Child Abuse and Neglect Evaluations
Child abuse and neglect evaluations are court-ordered evaluations as a result of suspicions or allegations of physical abuse, sexual abuse, and/or neglect. Each evaluation is tailored to the unique circumstances of the case but typically include an interview of the child, psychological testing, collateral interviews (e.g. current guardian/caretaker, parenting provider/visitation supervisor, treating therapist etc…) and review of records. These evaluations can assess for factors related to credibility as well as trauma. Because credibility is often an issue that arises in allegations of abuse/neglect we utilize forensically sensitive interview techniques. Our evaluations also address mental health issues that may have arisen as a result of abuse/neglect and provide treatment recommendations to address each child’s particular issue.
During the course of an abuse/neglect court case other questions often arise including if siblings should be separated and if post-termination visitation is in the best interest of a child. Our evaluations can address these issues and provide specific recommendations based upon the best interests of the child.

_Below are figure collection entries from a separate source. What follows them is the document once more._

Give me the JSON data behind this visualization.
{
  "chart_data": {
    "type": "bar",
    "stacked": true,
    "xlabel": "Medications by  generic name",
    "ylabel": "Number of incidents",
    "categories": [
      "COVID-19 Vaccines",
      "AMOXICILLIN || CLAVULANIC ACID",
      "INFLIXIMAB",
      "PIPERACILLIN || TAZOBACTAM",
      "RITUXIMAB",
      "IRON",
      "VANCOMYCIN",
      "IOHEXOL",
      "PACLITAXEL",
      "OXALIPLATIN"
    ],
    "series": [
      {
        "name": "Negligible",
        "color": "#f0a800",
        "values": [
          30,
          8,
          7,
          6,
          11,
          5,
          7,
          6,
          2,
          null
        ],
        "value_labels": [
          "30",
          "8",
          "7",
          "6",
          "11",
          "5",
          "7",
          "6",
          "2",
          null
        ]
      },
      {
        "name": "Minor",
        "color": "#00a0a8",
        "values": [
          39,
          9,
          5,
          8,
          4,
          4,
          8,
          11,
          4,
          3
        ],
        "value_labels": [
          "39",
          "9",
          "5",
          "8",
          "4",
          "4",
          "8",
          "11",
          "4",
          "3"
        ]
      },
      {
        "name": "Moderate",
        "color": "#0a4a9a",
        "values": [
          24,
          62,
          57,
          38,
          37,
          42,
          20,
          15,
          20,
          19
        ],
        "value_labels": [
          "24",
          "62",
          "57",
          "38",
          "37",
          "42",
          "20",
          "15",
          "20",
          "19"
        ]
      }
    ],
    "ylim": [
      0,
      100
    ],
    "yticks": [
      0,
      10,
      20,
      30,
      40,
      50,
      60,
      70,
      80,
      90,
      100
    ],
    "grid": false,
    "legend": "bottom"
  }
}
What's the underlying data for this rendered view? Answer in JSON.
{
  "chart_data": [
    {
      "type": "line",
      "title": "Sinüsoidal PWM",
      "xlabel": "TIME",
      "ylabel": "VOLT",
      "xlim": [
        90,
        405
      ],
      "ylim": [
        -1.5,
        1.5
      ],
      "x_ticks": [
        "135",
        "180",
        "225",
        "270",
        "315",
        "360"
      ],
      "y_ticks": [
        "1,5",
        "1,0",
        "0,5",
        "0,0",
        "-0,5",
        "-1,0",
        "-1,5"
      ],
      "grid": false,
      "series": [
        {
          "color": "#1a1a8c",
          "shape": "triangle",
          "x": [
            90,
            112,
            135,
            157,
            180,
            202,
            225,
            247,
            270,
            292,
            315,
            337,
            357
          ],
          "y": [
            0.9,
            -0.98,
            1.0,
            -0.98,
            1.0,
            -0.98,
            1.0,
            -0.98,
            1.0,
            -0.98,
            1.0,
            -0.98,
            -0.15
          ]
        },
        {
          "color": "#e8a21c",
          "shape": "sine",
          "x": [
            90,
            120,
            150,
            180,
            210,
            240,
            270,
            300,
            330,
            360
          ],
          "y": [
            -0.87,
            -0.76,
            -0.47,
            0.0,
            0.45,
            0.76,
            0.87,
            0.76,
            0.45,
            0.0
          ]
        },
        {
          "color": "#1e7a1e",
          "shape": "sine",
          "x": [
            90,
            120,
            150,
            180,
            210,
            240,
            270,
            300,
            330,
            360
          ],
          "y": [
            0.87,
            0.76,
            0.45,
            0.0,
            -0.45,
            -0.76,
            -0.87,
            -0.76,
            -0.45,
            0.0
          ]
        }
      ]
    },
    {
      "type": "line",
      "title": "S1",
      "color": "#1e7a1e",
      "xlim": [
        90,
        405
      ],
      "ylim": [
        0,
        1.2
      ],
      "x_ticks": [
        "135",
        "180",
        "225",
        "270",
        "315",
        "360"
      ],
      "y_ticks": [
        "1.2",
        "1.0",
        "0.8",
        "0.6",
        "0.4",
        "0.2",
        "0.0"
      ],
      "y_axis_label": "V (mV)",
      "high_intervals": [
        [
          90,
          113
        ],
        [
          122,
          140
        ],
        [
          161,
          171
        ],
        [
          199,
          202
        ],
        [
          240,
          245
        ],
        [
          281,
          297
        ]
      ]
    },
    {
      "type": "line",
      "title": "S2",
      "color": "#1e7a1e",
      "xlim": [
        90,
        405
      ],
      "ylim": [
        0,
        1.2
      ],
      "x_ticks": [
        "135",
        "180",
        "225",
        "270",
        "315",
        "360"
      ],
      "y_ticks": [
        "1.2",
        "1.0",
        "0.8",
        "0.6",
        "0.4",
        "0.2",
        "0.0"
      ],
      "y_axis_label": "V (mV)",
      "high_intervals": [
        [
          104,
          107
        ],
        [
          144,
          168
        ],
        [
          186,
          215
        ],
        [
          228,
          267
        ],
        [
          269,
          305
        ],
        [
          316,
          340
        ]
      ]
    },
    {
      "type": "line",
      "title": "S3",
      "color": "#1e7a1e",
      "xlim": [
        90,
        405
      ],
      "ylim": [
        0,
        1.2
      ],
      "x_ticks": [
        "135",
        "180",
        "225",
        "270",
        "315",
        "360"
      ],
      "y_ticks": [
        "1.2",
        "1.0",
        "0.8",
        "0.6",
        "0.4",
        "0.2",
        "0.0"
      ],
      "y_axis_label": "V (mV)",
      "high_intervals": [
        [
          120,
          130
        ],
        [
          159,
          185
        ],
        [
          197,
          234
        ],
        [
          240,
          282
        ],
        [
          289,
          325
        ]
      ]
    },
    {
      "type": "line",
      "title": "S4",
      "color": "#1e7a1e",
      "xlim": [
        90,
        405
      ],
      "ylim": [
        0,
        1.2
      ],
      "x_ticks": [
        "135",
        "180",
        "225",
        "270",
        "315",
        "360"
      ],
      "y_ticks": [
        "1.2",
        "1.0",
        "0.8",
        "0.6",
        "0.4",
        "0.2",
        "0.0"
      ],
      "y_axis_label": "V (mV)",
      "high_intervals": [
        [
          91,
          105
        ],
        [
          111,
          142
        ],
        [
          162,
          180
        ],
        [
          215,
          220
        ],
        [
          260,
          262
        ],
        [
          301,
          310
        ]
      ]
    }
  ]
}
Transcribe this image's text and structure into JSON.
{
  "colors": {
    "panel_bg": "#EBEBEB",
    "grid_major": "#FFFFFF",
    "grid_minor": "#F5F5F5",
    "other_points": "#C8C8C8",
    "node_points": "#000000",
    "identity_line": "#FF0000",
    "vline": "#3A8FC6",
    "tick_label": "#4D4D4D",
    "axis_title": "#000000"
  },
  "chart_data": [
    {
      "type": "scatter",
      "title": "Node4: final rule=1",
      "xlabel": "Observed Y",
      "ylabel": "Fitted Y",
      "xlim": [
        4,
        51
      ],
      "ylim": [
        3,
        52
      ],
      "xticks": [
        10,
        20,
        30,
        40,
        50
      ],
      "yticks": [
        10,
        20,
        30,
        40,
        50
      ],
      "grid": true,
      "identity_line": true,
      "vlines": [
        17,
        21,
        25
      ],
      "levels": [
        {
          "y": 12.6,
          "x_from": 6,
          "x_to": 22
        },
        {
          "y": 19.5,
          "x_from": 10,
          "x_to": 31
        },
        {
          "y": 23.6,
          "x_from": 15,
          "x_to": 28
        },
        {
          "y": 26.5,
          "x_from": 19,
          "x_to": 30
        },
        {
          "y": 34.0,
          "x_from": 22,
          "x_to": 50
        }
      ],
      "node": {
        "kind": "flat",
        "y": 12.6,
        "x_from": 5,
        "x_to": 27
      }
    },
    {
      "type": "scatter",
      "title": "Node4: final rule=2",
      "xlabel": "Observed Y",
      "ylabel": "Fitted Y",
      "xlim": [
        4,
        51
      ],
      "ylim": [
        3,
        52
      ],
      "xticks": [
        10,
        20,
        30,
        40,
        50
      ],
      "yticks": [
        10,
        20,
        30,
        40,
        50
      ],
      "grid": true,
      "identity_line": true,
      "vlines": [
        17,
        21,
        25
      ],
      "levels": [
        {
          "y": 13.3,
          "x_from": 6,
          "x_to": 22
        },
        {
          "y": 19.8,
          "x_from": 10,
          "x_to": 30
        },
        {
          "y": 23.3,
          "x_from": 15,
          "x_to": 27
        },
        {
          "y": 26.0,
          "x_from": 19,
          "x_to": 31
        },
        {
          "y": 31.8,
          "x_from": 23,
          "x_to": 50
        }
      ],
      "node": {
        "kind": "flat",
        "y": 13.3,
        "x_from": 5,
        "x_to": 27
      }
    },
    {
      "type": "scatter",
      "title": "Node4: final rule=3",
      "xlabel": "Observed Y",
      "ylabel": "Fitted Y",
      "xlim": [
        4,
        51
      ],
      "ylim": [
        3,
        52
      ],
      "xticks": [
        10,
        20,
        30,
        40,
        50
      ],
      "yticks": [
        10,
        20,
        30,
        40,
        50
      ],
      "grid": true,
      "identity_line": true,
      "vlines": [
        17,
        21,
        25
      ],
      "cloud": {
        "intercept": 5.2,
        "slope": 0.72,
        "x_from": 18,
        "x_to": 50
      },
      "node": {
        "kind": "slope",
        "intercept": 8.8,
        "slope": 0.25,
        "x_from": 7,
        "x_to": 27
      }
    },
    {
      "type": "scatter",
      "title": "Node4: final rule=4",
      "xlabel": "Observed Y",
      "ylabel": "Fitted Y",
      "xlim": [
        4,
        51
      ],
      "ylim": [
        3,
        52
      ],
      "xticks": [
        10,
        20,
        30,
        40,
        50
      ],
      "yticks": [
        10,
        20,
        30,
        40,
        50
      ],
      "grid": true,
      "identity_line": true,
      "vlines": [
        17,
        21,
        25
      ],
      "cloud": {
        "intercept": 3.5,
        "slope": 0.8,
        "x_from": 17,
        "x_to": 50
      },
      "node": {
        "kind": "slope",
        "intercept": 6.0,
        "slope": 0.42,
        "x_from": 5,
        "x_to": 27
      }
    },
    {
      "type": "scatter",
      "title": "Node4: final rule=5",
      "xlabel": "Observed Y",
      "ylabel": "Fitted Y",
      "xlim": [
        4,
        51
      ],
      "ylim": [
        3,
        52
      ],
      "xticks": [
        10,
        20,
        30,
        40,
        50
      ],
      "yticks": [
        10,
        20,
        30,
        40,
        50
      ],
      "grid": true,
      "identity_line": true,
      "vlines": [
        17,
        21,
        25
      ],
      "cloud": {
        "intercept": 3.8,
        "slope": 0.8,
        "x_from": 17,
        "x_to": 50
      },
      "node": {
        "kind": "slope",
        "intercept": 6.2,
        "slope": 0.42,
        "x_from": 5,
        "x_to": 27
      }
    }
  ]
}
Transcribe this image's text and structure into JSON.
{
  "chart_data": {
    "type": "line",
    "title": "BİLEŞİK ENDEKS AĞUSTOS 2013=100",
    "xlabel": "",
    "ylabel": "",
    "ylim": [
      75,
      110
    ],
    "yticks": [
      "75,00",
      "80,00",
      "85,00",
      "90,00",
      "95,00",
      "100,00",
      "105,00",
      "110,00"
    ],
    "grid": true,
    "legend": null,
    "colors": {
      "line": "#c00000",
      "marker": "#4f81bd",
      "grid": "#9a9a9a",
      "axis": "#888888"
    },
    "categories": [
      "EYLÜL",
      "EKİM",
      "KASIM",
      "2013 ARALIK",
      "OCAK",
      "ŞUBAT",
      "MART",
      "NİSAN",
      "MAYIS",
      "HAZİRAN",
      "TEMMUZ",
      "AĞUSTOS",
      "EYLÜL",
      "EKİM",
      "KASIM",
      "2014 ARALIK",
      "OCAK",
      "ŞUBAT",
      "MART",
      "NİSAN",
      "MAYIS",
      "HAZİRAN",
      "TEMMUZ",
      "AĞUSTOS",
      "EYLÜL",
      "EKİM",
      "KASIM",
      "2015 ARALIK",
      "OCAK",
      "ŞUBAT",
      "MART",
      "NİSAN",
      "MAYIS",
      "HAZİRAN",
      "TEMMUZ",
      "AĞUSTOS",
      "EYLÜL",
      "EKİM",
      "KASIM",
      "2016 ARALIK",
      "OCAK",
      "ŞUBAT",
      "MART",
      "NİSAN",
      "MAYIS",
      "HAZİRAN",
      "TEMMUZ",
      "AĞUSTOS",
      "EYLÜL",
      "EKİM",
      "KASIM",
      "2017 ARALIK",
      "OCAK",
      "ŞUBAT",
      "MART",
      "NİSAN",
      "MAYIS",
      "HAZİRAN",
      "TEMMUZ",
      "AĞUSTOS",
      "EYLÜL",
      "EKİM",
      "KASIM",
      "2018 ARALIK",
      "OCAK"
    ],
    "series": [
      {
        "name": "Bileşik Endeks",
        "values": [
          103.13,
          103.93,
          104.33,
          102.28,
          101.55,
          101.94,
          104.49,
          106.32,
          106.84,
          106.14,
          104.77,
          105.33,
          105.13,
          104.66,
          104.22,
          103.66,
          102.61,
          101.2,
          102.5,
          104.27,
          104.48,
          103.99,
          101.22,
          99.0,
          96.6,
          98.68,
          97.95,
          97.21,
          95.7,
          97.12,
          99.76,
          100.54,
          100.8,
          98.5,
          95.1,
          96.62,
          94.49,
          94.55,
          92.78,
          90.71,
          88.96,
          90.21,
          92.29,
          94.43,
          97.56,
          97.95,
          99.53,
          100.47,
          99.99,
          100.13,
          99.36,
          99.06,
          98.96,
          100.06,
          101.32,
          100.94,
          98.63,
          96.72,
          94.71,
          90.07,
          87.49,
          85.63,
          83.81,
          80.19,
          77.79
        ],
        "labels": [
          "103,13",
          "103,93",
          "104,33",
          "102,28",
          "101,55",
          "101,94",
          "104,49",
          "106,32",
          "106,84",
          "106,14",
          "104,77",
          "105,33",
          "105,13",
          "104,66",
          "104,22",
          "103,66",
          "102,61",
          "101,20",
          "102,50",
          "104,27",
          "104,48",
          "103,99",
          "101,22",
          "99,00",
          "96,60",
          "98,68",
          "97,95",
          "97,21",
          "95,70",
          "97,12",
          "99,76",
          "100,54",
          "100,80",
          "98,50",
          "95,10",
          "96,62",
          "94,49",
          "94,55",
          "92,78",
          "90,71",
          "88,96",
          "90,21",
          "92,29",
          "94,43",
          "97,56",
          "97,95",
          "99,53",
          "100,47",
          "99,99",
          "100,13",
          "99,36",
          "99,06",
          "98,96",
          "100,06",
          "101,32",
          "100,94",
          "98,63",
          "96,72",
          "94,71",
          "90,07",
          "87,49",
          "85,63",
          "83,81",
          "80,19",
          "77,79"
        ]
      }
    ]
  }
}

We also provide evaluations for children who are sexually acting out. Oftentimes there are concerns or questions about safety, placement, and/or treatment. Our evaluations can look at factors related to sexually reactive vs sexually offending behaviors and provide specific recommendations about placement and/or treatment that may be needed to address these issues and reduce sexualized behaviors that could place others at risk. ** It should be noted that this type of evaluation is unrelated to sexual offender risk assessment evaluations.
Competency to Testify
Child competency evaluations are often used when there are concerns about a child’s ability to testify due to either age, intelligence, or other mental health factors. Typically these evaluations are sought in criminal proceedings where a child has been the victim of a crime and may offer testimony against the defendant. While competency to testify and abuse/neglect issues can be addressed in the same evaluation, there are times where the focus is solely on whether or not a child possesses the requisite requirements to offer testimony. Child competency evaluations focus on several factors that bear upon a child’s ability to testify including intelligence, memory, ability to recall, observe, and communicate, awareness of the difference between a truth and a lie, awareness of potential consequences of being untruthful and ability to take an oath. These areas are assessed through numerous means including interview, intelligence testing, and self-report measurements.
In addition to addressing questions of competency an evaluation can also address questions about the need for a child’s testimony to be taken outside the physical presence of the defendant via closed circuit television.
In some cases there may be questions about an adult’s ability to provide testimony due to issues of intellect or mental health. Our evaluations are able to assess factors related to intelligence and/or mental health and their impact upon competency.